Despite the censoring of "Mid-Western Assassin," there are still those who are calling for the episode to be pulled entirely, and that airing just over a week after the shooting is far too soon. This won't be the first (but it may be the last) time that Horror Story has depicted gun violence, with its premiere season famously having a bloody shooting inspired by 1999's Columbine massacre.

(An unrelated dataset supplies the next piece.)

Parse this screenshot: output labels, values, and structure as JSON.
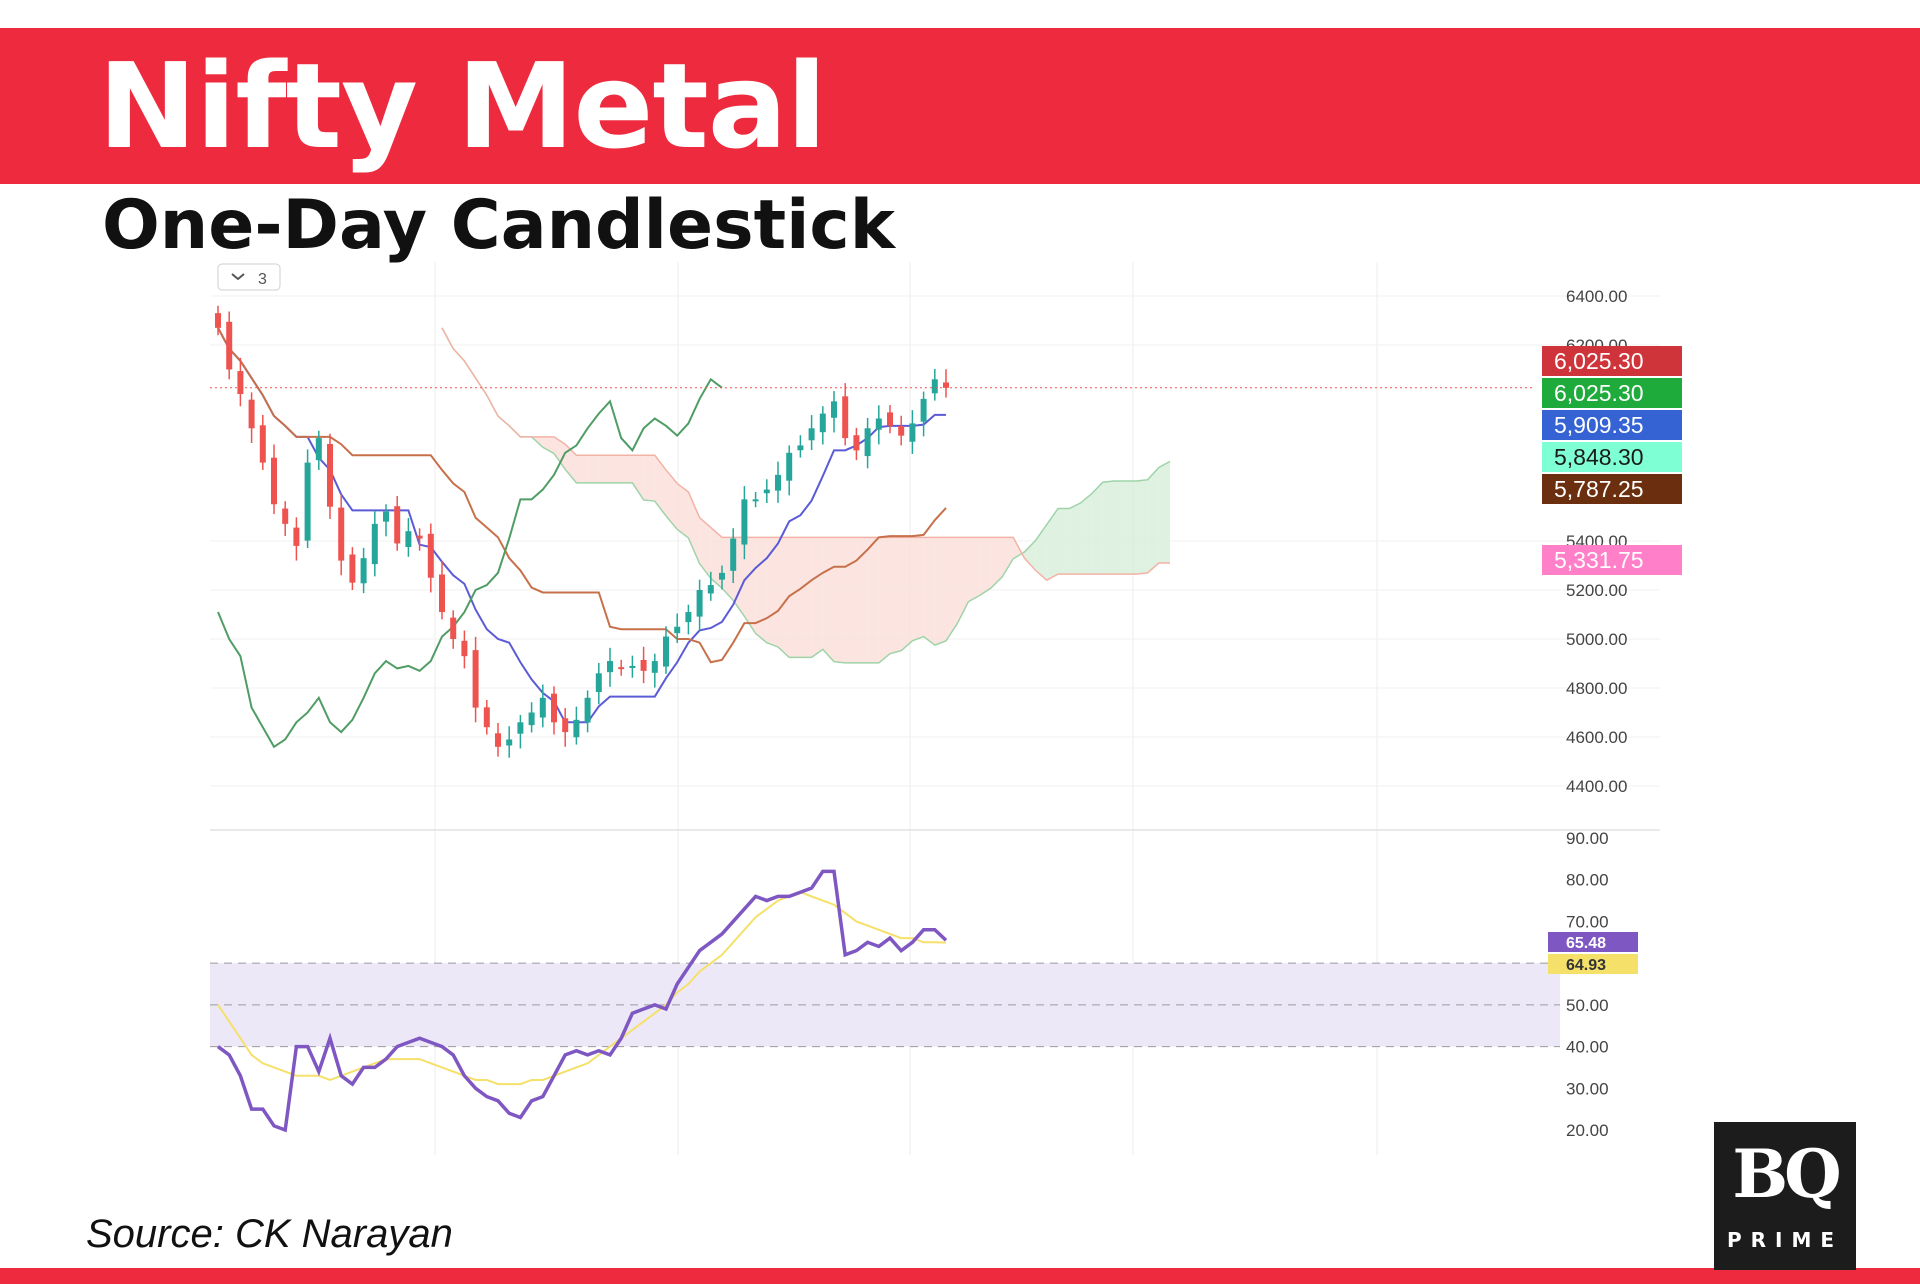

This isn't the first time shows have had to drastically change tact due to real-world events, and undoubtedly it won't be the last. In 1999 an episode of Buffy the Vampire Slayer was removed following Columbine, the Season 1 finale of Mr. Robot was delayed after a Virginia reporter was killed on-air in 2015, and only recently, Netflix pulled its Comic-Con panel on The Punisher due to the Vegas shooting. Either way, Murphy and the rest of the execs seem to be trying their hardest to handle a truly awful situation while also continuing to keep this season of the show going. As Murphy himself stated, our thoughts and prayers are with the families and victims of the Las Vegas shooting.